階段を降りきると、澄んだ水を湛えた泉が静かに広がっていた。

天井の丸い穴から朝の光が差し込み、水面に反射して揺らめき、地下を淡く照らしている。


泉の中央には石でできた通路が真っ直ぐに伸びていた。表面は人工的に削り整えられ、まるでランウェイのように一直線に続いている。

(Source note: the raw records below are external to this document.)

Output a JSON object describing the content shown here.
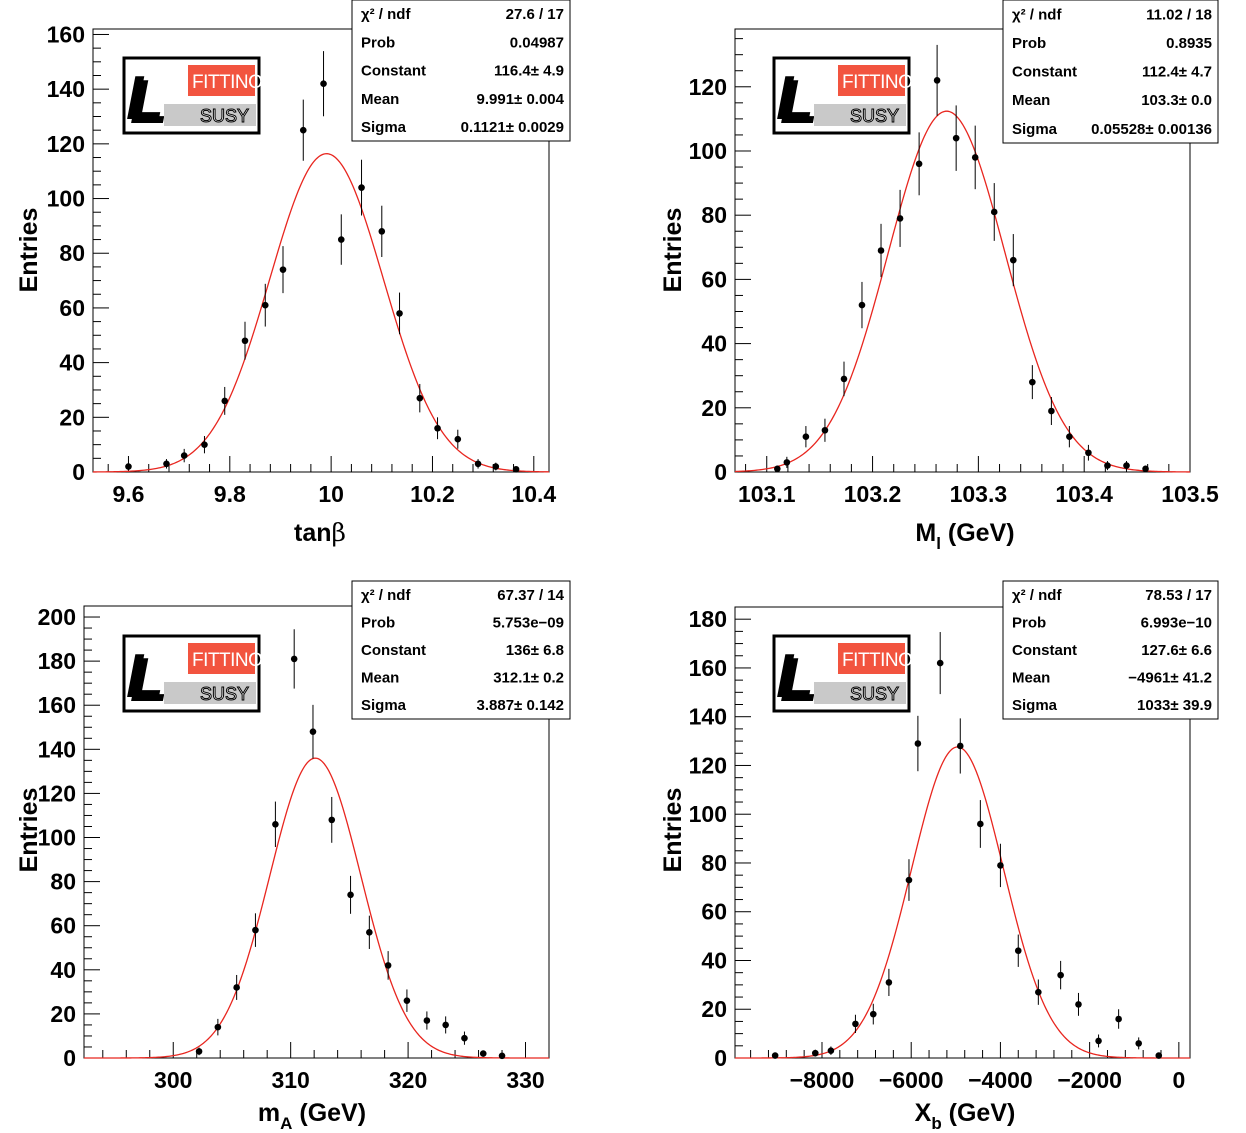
{
  "logo": {
    "brand": "FITTINO",
    "sub": "SUSY",
    "glyph": "L"
  },
  "colors": {
    "fit": "#e8261f",
    "points": "#000000",
    "logo_red": "#f2543f"
  },
  "chart_data": [
    {
      "type": "scatter",
      "title": "",
      "xlabel": "tanβ",
      "xlabel_main": "tan",
      "xlabel_greek": "β",
      "ylabel": "Entries",
      "xlim": [
        9.53,
        10.43
      ],
      "ylim": [
        0,
        162
      ],
      "xticks": [
        9.6,
        9.8,
        10,
        10.2,
        10.4
      ],
      "xtick_labels": [
        "9.6",
        "9.8",
        "10",
        "10.2",
        "10.4"
      ],
      "yticks": [
        0,
        20,
        40,
        60,
        80,
        100,
        120,
        140,
        160
      ],
      "ytick_labels": [
        "0",
        "20",
        "40",
        "60",
        "80",
        "100",
        "120",
        "140",
        "160"
      ],
      "points": [
        {
          "x": 9.6,
          "y": 2
        },
        {
          "x": 9.675,
          "y": 3
        },
        {
          "x": 9.71,
          "y": 6
        },
        {
          "x": 9.75,
          "y": 10
        },
        {
          "x": 9.79,
          "y": 26
        },
        {
          "x": 9.83,
          "y": 48
        },
        {
          "x": 9.87,
          "y": 61
        },
        {
          "x": 9.905,
          "y": 74
        },
        {
          "x": 9.945,
          "y": 125
        },
        {
          "x": 9.985,
          "y": 142
        },
        {
          "x": 10.02,
          "y": 85
        },
        {
          "x": 10.06,
          "y": 104
        },
        {
          "x": 10.1,
          "y": 88
        },
        {
          "x": 10.135,
          "y": 58
        },
        {
          "x": 10.175,
          "y": 27
        },
        {
          "x": 10.21,
          "y": 16
        },
        {
          "x": 10.25,
          "y": 12
        },
        {
          "x": 10.29,
          "y": 3
        },
        {
          "x": 10.325,
          "y": 2
        },
        {
          "x": 10.365,
          "y": 1
        }
      ],
      "fit": {
        "constant": 116.4,
        "mean": 9.991,
        "sigma": 0.1121
      },
      "stats": [
        {
          "label": "χ² / ndf",
          "value": "27.6 / 17"
        },
        {
          "label": "Prob",
          "value": "0.04987"
        },
        {
          "label": "Constant",
          "value": "116.4± 4.9"
        },
        {
          "label": "Mean",
          "value": "9.991± 0.004"
        },
        {
          "label": "Sigma",
          "value": "0.1121± 0.0029"
        }
      ]
    },
    {
      "type": "scatter",
      "title": "",
      "xlabel": "Ml (GeV)",
      "xlabel_main": "M",
      "xlabel_sub": "l",
      "xlabel_unit": " (GeV)",
      "ylabel": "Entries",
      "xlim": [
        103.07,
        103.5
      ],
      "ylim": [
        0,
        138
      ],
      "xticks": [
        103.1,
        103.2,
        103.3,
        103.4,
        103.5
      ],
      "xtick_labels": [
        "103.1",
        "103.2",
        "103.3",
        "103.4",
        "103.5"
      ],
      "yticks": [
        0,
        20,
        40,
        60,
        80,
        100,
        120
      ],
      "ytick_labels": [
        "0",
        "20",
        "40",
        "60",
        "80",
        "100",
        "120"
      ],
      "points": [
        {
          "x": 103.11,
          "y": 1
        },
        {
          "x": 103.119,
          "y": 3
        },
        {
          "x": 103.137,
          "y": 11
        },
        {
          "x": 103.155,
          "y": 13
        },
        {
          "x": 103.173,
          "y": 29
        },
        {
          "x": 103.19,
          "y": 52
        },
        {
          "x": 103.208,
          "y": 69
        },
        {
          "x": 103.226,
          "y": 79
        },
        {
          "x": 103.244,
          "y": 96
        },
        {
          "x": 103.261,
          "y": 122
        },
        {
          "x": 103.279,
          "y": 104
        },
        {
          "x": 103.297,
          "y": 98
        },
        {
          "x": 103.315,
          "y": 81
        },
        {
          "x": 103.333,
          "y": 66
        },
        {
          "x": 103.351,
          "y": 28
        },
        {
          "x": 103.369,
          "y": 19
        },
        {
          "x": 103.386,
          "y": 11
        },
        {
          "x": 103.404,
          "y": 6
        },
        {
          "x": 103.422,
          "y": 2
        },
        {
          "x": 103.44,
          "y": 2
        },
        {
          "x": 103.458,
          "y": 1
        }
      ],
      "fit": {
        "constant": 112.4,
        "mean": 103.27,
        "sigma": 0.05528
      },
      "stats": [
        {
          "label": "χ² / ndf",
          "value": "11.02 / 18"
        },
        {
          "label": "Prob",
          "value": "0.8935"
        },
        {
          "label": "Constant",
          "value": "112.4± 4.7"
        },
        {
          "label": "Mean",
          "value": "103.3± 0.0"
        },
        {
          "label": "Sigma",
          "value": "0.05528± 0.00136"
        }
      ]
    },
    {
      "type": "scatter",
      "title": "",
      "xlabel": "mA (GeV)",
      "xlabel_main": "m",
      "xlabel_sub": "A",
      "xlabel_unit": " (GeV)",
      "ylabel": "Entries",
      "xlim": [
        292.4,
        332
      ],
      "ylim": [
        0,
        205
      ],
      "xticks": [
        300,
        310,
        320,
        330
      ],
      "xtick_labels": [
        "300",
        "310",
        "320",
        "330"
      ],
      "yticks": [
        0,
        20,
        40,
        60,
        80,
        100,
        120,
        140,
        160,
        180,
        200
      ],
      "ytick_labels": [
        "0",
        "20",
        "40",
        "60",
        "80",
        "100",
        "120",
        "140",
        "160",
        "180",
        "200"
      ],
      "points": [
        {
          "x": 302.2,
          "y": 3
        },
        {
          "x": 303.8,
          "y": 14
        },
        {
          "x": 305.4,
          "y": 32
        },
        {
          "x": 307.0,
          "y": 58
        },
        {
          "x": 308.7,
          "y": 106
        },
        {
          "x": 310.3,
          "y": 181
        },
        {
          "x": 311.9,
          "y": 148
        },
        {
          "x": 313.5,
          "y": 108
        },
        {
          "x": 315.1,
          "y": 74
        },
        {
          "x": 316.7,
          "y": 57
        },
        {
          "x": 318.3,
          "y": 42
        },
        {
          "x": 319.9,
          "y": 26
        },
        {
          "x": 321.6,
          "y": 17
        },
        {
          "x": 323.2,
          "y": 15
        },
        {
          "x": 324.8,
          "y": 9
        },
        {
          "x": 326.4,
          "y": 2
        },
        {
          "x": 328.0,
          "y": 1
        }
      ],
      "fit": {
        "constant": 136,
        "mean": 312.1,
        "sigma": 3.887
      },
      "stats": [
        {
          "label": "χ² / ndf",
          "value": "67.37 / 14"
        },
        {
          "label": "Prob",
          "value": "5.753e−09"
        },
        {
          "label": "Constant",
          "value": "136± 6.8"
        },
        {
          "label": "Mean",
          "value": "312.1± 0.2"
        },
        {
          "label": "Sigma",
          "value": "3.887± 0.142"
        }
      ]
    },
    {
      "type": "scatter",
      "title": "",
      "xlabel": "Xb (GeV)",
      "xlabel_main": "X",
      "xlabel_sub": "b",
      "xlabel_unit": " (GeV)",
      "ylabel": "Entries",
      "xlim": [
        -9950,
        250
      ],
      "ylim": [
        0,
        185
      ],
      "xticks": [
        -8000,
        -6000,
        -4000,
        -2000,
        0
      ],
      "xtick_labels": [
        "−8000",
        "−6000",
        "−4000",
        "−2000",
        "0"
      ],
      "yticks": [
        0,
        20,
        40,
        60,
        80,
        100,
        120,
        140,
        160,
        180
      ],
      "ytick_labels": [
        "0",
        "20",
        "40",
        "60",
        "80",
        "100",
        "120",
        "140",
        "160",
        "180"
      ],
      "points": [
        {
          "x": -9050,
          "y": 1
        },
        {
          "x": -8150,
          "y": 2
        },
        {
          "x": -7800,
          "y": 3
        },
        {
          "x": -7250,
          "y": 14
        },
        {
          "x": -6850,
          "y": 18
        },
        {
          "x": -6500,
          "y": 31
        },
        {
          "x": -6050,
          "y": 73
        },
        {
          "x": -5350,
          "y": 162
        },
        {
          "x": -5850,
          "y": 129
        },
        {
          "x": -4900,
          "y": 128
        },
        {
          "x": -4450,
          "y": 96
        },
        {
          "x": -4000,
          "y": 79
        },
        {
          "x": -3600,
          "y": 44
        },
        {
          "x": -3150,
          "y": 27
        },
        {
          "x": -2650,
          "y": 34
        },
        {
          "x": -2250,
          "y": 22
        },
        {
          "x": -1800,
          "y": 7
        },
        {
          "x": -1350,
          "y": 16
        },
        {
          "x": -900,
          "y": 6
        },
        {
          "x": -450,
          "y": 1
        }
      ],
      "fit": {
        "constant": 127.6,
        "mean": -4961,
        "sigma": 1033
      },
      "stats": [
        {
          "label": "χ² / ndf",
          "value": "78.53 / 17"
        },
        {
          "label": "Prob",
          "value": "6.993e−10"
        },
        {
          "label": "Constant",
          "value": "127.6± 6.6"
        },
        {
          "label": "Mean",
          "value": "−4961± 41.2"
        },
        {
          "label": "Sigma",
          "value": "1033± 39.9"
        }
      ]
    }
  ]
}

その先は円形の広場になっており、ここで魚を奉納していたのだとレイたちは理解した。


「多分、あそこの中央の円形の部分が祭壇なんだろうね」

「いかにも祭壇ですって感じで、一段高くなって円柱があるもんね」

「あそこに魚を置くんだニャ!」


セリアとリリーとサラは中央の祭壇と思われる方に向かった。


一方、レイとフィオナは祭壇まで伸びる石の通路の壁に、紋章が描かれたレリーフを見つけた。壁に立てかけられているだけで、簡単に外せそうだ。

レイがレリーフを手に取る。


「これ、裏面で光を反射させて、祭壇の中央を照らしたら、転移するのかな?」

「うむ、どうなんだろうな。置いてあった場所も確認したが、一ヶ所穴が空いている以外は何もなかったな」

「試しにやってみますね」


レイは天井の丸い穴から入る光をレリーフの裏面で反射させ、祭壇の中央を照らしてみた。


「全く反応しないな」

「別の方法があるのだろうか…」


レイは祭壇を見ながらフィオナと話していた。するとアルから呼びかけがあった。


(レイ、祭壇の一段盛り上がっている部分の側面に何か書いてあるようです。一周回って確認してみてもらえませんか?)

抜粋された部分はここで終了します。